30%, 70% performance improvements for `flatMap`


#1

I did some serious work on this project last year. I meant to go back and polish it before sharing it, but seeing as that hasn’t happened, I want to share this now.

Implementation & ReadMe: https://github.com/shawjef3/DepthFirst
ReadMe as PDF: https://drive.google.com/file/d/1BF1Ps3XMxM_eMu9IesyH_q38TumHn-PN/view?usp=sharing

Last year found myself thinking about data locality and the operations involved in for syntax. It occurred to me that it might not always be optimal. I wondered if there were times when forcing the evaluation to be depth first, and avoiding intermediate CanBuildFroms, would provide performance benefits. I’m not completely sure those are the reasons this library improves performance, but it was my intent.

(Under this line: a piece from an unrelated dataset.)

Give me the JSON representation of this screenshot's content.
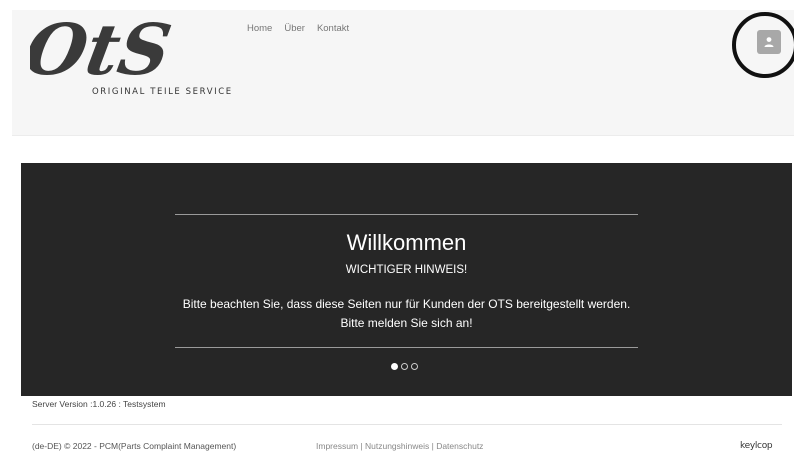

I found that for collections >= 1000 elements and deep flatMap call stacks, my evaluation strategy could provide up to 35% performance improvement for Vector, and up to 70% improvement for Stream. The PDF contains some 2d charts of call stack depth vs collection size to give you an idea of how different dimensions improve differently. A 3rd dimension I tried to capture is how performance improvement varied with CPU cache size.

I’m grateful for any suggestions for how to improve this project. I could use some inspiration to keep working on it.